Filling Time

Twice recently, I’ve flubbed the question. On two separate occasions, interested, intelligent and childless friends have asked me how I fill my time with a two year old. As if it might be difficult. Or, perhaps more to the point, boring.

And I’ve had nothing much to say. Oh, we do lots of things. We go to the park. We like to bake together. We read stories.

Of course, I wasn’t fibbing with any of this. Those are the things that fill my days with Blue. But listing them doesn’t really answer the question.
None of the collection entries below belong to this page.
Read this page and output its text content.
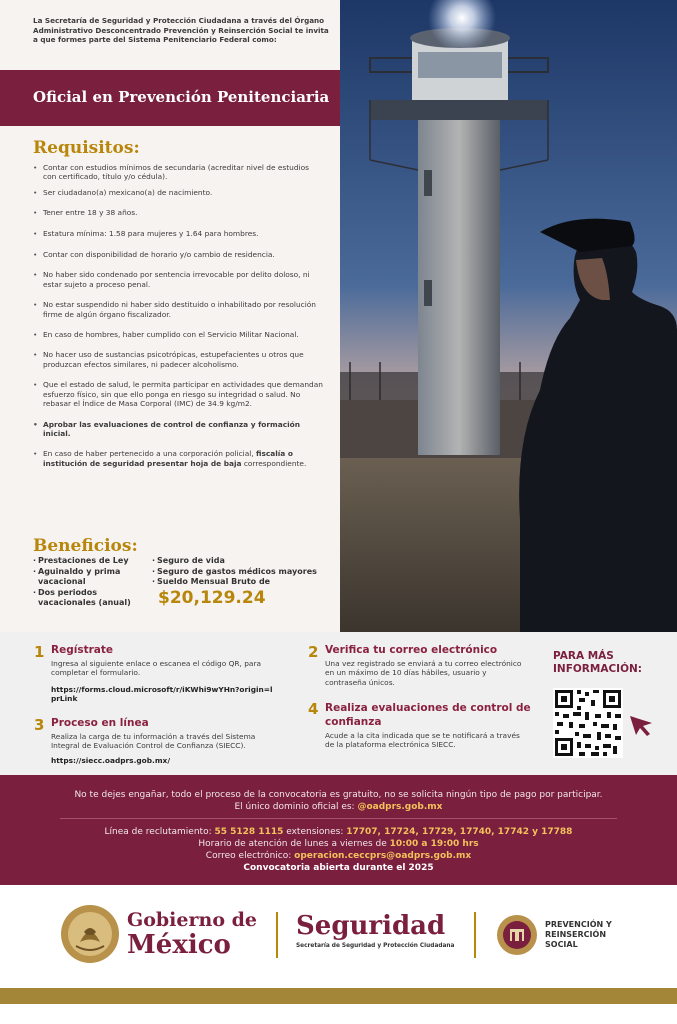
La Secretaría de Seguridad y Protección Ciudadana a través del Órgano Administrativo Desconcentrado Prevención y Reinserción Social te invita a que formes parte del Sistema Penitenciario Federal como:
Oficial en Prevención Penitenciaria
Requisitos:
• Contar con estudios mínimos de secundaria (acreditar nivel de estudios con certificado, título y/o cédula).
• Ser ciudadano(a) mexicano(a) de nacimiento.
• Tener entre 18 y 38 años.
• Estatura mínima: 1.58 para mujeres y 1.64 para hombres.
• Contar con disponibilidad de horario y/o cambio de residencia.
• No haber sido condenado por sentencia irrevocable por delito doloso, ni estar sujeto a proceso penal.
• No estar suspendido ni haber sido destituido o inhabilitado por resolución firme de algún órgano fiscalizador.
• En caso de hombres, haber cumplido con el Servicio Militar Nacional.
• No hacer uso de sustancias psicotrópicas, estupefacientes u otros que produzcan efectos similares, ni padecer alcoholismo.
• Que el estado de salud, le permita participar en actividades que demandan esfuerzo físico, sin que ello ponga en riesgo su integridad o salud. No rebasar el Índice de Masa Corporal (IMC) de 34.9 kg/m2.
• Aprobar las evaluaciones de control de confianza y formación inicial.
• En caso de haber pertenecido a una corporación policial, fiscalía o institución de seguridad presentar hoja de baja correspondiente.
Beneficios:
· Prestaciones de Ley
· Aguinaldo y prima vacacional
· Dos periodos vacacionales (anual)
· Seguro de vida
· Seguro de gastos médicos mayores
· Sueldo Mensual Bruto de
$20,129.24
1 Regístrate
Ingresa al siguiente enlace o escanea el código QR, para completar el formulario.
https://forms.cloud.microsoft/r/iKWhi9wYHn?origin=lprLink
2 Verifica tu correo electrónico
Una vez registrado se enviará a tu correo electrónico en un máximo de 10 días hábiles, usuario y contraseña únicos.
3 Proceso en línea
Realiza la carga de tu información a través del Sistema Integral de Evaluación Control de Confianza (SIECC).
https://siecc.oadprs.gob.mx/
4 Realiza evaluaciones de control de confianza
Acude a la cita indicada que se te notificará a través de la plataforma electrónica SIECC.
PARA MÁS INFORMACIÓN:
No te dejes engañar, todo el proceso de la convocatoria es gratuito, no se solicita ningún tipo de pago por participar.
El único dominio oficial es: @oadprs.gob.mx
Línea de reclutamiento: 55 5128 1115 extensiones: 17707, 17724, 17729, 17740, 17742 y 17788
Horario de atención de lunes a viernes de 10:00 a 19:00 hrs
Correo electrónico: operacion.ceccprs@oadprs.gob.mx
Convocatoria abierta durante el 2025
Gobierno de
México
Seguridad
Secretaría de Seguridad y Protección Ciudadana
PREVENCIÓN Y REINSERCIÓN SOCIAL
The Spouse and I are juggling childcare this year. With him a student, me part-time employed, and the savings of our lucrative past diminishing daily, childcare that you have to pay for is out of the question. Which is a good thing, actually. It means that we each get more time with Blue, and, in this year when everything is new and unfamiliar, I think the more time spent with family the better. Beangirl is at school five days, all day, which seems like a lot when you aren’t yet 5, but that’s the system here, and she is thriving. Blue is at home with us: with me three days, and with the Spouse the other two when I’m in at the church. And it’s working well – life trundles on, and we are happy. But how do I fill my time? I wish I had answered more eloquently when asked. I wish that I had been able to share even a thin slice of the experience of spending full days with my two year old.

So here’s take two.

I fill my time with my two year old with learning. He is learning about the world, and so am I. I am learning as I watch him do things for the first time, and for the seventeen hundredth time. I am learning again what it is like to dare to do something new, and what it is like to perfect it. I am learning how he can be brave and little at the same time, and how he can be fearless and still need me.
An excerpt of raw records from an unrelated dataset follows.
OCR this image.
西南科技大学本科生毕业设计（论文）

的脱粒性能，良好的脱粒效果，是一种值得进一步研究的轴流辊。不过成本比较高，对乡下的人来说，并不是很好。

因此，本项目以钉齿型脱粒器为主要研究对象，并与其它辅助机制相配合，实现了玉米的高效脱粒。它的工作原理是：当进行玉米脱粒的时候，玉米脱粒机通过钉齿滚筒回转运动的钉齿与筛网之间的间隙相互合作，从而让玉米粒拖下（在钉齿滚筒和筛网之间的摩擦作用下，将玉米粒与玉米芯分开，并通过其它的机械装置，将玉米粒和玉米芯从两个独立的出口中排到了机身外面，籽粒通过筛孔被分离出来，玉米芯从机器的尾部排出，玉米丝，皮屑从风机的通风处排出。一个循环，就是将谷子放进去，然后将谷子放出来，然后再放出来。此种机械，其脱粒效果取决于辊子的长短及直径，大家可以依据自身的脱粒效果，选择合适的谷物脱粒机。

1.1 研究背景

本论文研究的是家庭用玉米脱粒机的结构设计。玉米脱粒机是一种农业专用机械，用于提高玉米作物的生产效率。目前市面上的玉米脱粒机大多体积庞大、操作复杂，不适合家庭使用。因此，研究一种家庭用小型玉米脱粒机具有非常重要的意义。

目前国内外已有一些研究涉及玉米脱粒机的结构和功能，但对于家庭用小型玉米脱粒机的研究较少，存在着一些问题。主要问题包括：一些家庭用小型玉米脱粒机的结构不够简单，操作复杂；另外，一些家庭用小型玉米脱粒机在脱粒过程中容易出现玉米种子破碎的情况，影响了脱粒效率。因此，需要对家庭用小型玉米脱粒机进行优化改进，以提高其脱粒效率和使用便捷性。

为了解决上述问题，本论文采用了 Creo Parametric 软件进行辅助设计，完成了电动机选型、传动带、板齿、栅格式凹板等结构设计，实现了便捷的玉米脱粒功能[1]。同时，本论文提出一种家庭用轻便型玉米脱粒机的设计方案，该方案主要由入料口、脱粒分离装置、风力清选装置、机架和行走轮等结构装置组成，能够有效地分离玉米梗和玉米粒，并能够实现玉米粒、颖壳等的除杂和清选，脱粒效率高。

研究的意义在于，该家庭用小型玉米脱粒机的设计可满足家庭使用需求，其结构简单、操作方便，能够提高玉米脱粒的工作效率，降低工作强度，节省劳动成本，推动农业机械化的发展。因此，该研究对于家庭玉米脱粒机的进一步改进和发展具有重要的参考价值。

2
I am learning to let go and to hold on.

I am learning that we should never outgrow asking people what they want to be when they grow up. Everyday, it changes with Blue, and he delights to be asked again. A monster dancer, a cake baker, a tiger, and – after a visit to the fire station where an excellent woman greeted us – a man fire-lady. And then sometimes he asks me, too.

I am  learning it’s okay to say I am not yet sure.
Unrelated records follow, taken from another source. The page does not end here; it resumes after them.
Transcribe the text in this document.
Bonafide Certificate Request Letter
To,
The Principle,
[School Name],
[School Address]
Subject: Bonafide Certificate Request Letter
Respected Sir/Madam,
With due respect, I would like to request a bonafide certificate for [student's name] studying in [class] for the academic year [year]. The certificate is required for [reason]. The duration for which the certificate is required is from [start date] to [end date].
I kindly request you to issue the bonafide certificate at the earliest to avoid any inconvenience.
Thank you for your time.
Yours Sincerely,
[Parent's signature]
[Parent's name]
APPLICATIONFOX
I am learning about my own mother. Throughout the day, my hands reach, my eyes glance around, and I bend my adult body small enough to be with a child – these are things that I learned from my mum, physical memories that surface and surprise me. Spending time with my own children, I am learning about how she mothered me, and how that is a gift she gives to her grandchildren, even though they are living far away.

I’m learning that at the end of the day, it is good to share stories of the things that have happened when we’ve been apart and also when we’ve been together.

I am learning that a lot of living with people is concerned with cleaning things up. Physical messes and the messes we make when we forget to pay attention to others. Sometimes, cleaning things up is boring because we’d rather be doing something else. But sometimes, we like to sweep the floor together – it feels better under our feet when it is clean, and it is a job that has a beginning and an end.

This Lent, the Archbishop of Canterbury’s book recommendation was Barefoot Disciple: Walking the Way of Passionate Humility. Stephen Cherry writes about the messiness of life and about our Christian calling to be transformed in the image of Christ.

“Dust and divinity are never to be separated in the Christian imagination, for they are reconciled in the flesh of Jesus Christ, the most human, and humble, of human beings.”

Dust and divinity. Housework and blanket forts. Making supper and playing at the park. Making faces and holding hands. Washing feet.

It is marvelous, humble work, watching someone you love, slowly and surprisingly, become a person. And I’m glad that I get to do it.